On August 15

On this day in ...
... 1906, a girl, named Suzanne, was born in Rennes, France. She would be the eldest of 7 children whose father was Jules Basdevant (below right), a French scholar and diplomat who from 1946 to 1964 would serve as a Judge on the the International Court of Justice -- President from 1949 to1952. (photo credit) His daughter likewise would become a leading legal scholar specializing in public international law, following in her father's footsteps. In 1932 she became the 1st woman to earn an agrégation de droit public.

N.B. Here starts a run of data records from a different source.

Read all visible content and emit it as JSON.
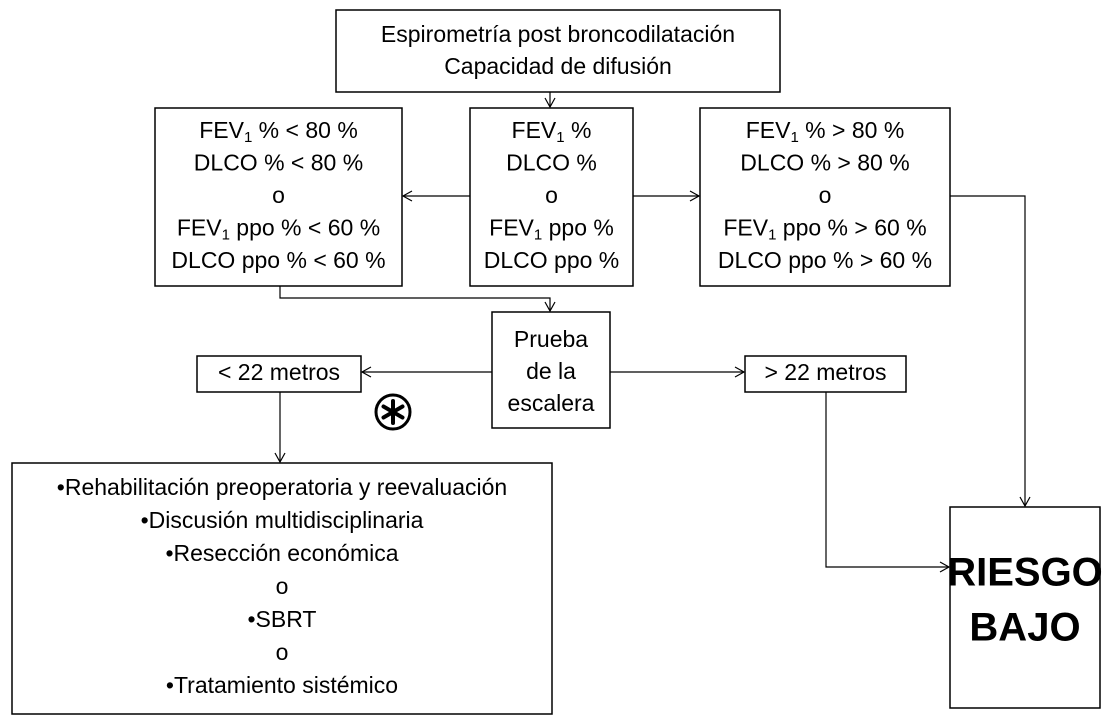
{
  "nodes": [
    {
      "lines": [
        "Espirometría post broncodilatación",
        "Capacidad de difusión"
      ]
    },
    {
      "lines": [
        {
          "pre": "FEV",
          "sub": "1",
          "post": " % < 80 %"
        },
        "DLCO % < 80 %",
        "o",
        {
          "pre": "FEV",
          "sub": "1",
          "post": " ppo % < 60 %"
        },
        "DLCO ppo % < 60 %"
      ]
    },
    {
      "lines": [
        {
          "pre": "FEV",
          "sub": "1",
          "post": " %"
        },
        "DLCO %",
        "o",
        {
          "pre": "FEV",
          "sub": "1",
          "post": " ppo %"
        },
        "DLCO ppo %"
      ]
    },
    {
      "lines": [
        {
          "pre": "FEV",
          "sub": "1",
          "post": " % > 80 %"
        },
        "DLCO % > 80 %",
        "o",
        {
          "pre": "FEV",
          "sub": "1",
          "post": " ppo % > 60 %"
        },
        "DLCO ppo % > 60 %"
      ]
    },
    {
      "lines": [
        "Prueba",
        "de la",
        "escalera"
      ]
    },
    {
      "lines": [
        "< 22 metros"
      ]
    },
    {
      "lines": [
        "> 22 metros"
      ]
    },
    {
      "lines": [
        "•Rehabilitación preoperatoria y reevaluación",
        "•Discusión multidisciplinaria",
        "•Resección económica",
        "o",
        "•SBRT",
        "o",
        "•Tratamiento sistémico"
      ]
    },
    {
      "lines": [
        "RIESGO",
        "BAJO"
      ]
    }
  ]
}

Following her marriage in the mid-1930s, Suzanne Bastid (above left) served as chef de cabinet for her husband, the French Minister of Commerce. (photo credit) When World War II came she went into exile, but then was repatriated and served in the Résistance. Bastid was the 1st woman to occupy a chair in a French law faculty, at Lyon in 1943 and at Paris in 1946. After the war she launched a 20-year career as a professor at the Institut d'études politiques de Paris. Her many achievements included service on the French delegation to the United Nations, as well as the U.N. Administrative Tribunal, over which she presided from 1953 to 1963. She was the 1st vice president of the Institut de droit international, and was a commandeur of the Légion d'honneur. Bastid, who in 1984 became the 1st woman to receive the Manley O. Hudson Medal from the American Society of International Law, died on March 2, 1995.